Journalist and Photographer Leon Aguilera writing at KLAVAZA [ES] [4] points out that even while the director did a great job with photography, the mixture of colors, and, in the end, made an entertaining movie, it is full of unforgivable historical mistakes, such as the language used in the film (never spoken by post classical Mayas), and it shows 100% pure fiction. It is not a historical movie at all. He does, however, affirm that the film can be useful as an example to Mr. President Bush, and quoting Will Durant, continues that: “civilizations fail when they begin to rot from the inside”. He had found certain parallelism between the Spanish Conquerors actions shown in Apocalypto and methods by the Bush administration in Iraq.

On the other hand, analyst Luis Figueroa at the blog Carpe Diem [5] states that indeed Mayan culture had such scientific and astronomic achievements, but that it has also been proven that they practiced violent methods of war and human sacrifice, and that the film is sustained by history. He argues that it is not rational to claim for censorship, nor that the film is racist nor is it true that Mayas were less violent than, for example, ancient greeks. According to Figueroa, to ask for censorship is to regress to a totalitarian and arbitrary practice.

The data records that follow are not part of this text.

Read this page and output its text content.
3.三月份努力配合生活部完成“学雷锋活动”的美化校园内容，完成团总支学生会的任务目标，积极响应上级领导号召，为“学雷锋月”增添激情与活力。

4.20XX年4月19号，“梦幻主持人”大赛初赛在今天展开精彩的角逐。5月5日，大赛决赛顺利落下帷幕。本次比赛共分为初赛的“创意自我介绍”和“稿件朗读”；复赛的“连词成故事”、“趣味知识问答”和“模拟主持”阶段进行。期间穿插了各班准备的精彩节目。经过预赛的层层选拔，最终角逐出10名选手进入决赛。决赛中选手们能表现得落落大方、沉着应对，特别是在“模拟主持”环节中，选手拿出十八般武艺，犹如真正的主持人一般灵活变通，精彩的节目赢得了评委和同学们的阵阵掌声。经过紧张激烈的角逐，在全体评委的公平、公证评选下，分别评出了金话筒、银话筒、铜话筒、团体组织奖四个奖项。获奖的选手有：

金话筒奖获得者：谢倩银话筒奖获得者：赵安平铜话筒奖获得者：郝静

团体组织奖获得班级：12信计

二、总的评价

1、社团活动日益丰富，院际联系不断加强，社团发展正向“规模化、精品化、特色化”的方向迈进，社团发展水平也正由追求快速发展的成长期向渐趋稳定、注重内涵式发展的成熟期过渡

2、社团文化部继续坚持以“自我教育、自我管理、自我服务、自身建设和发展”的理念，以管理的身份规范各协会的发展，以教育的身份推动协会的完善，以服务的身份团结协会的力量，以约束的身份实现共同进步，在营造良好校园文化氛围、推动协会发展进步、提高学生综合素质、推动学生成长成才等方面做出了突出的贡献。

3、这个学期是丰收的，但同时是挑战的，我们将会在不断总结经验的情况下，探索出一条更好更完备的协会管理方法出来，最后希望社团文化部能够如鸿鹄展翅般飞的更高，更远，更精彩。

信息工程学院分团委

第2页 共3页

El Charakotel [ES] [6] agrees with Carpe Diem that censoring the film is not right, however worries that global opinion about Mayas can be manipulated thus validating the argument that during the armed conflict in Guatemala, indigenous people just killed each other because they are violent and savage, rather than being an issue of genocide. His main concern is that films such as the ones directed by Gibson, state that only “Christian Western Values are the valid ones”, invalidating and criticizing Judaism, Mayan practices and others.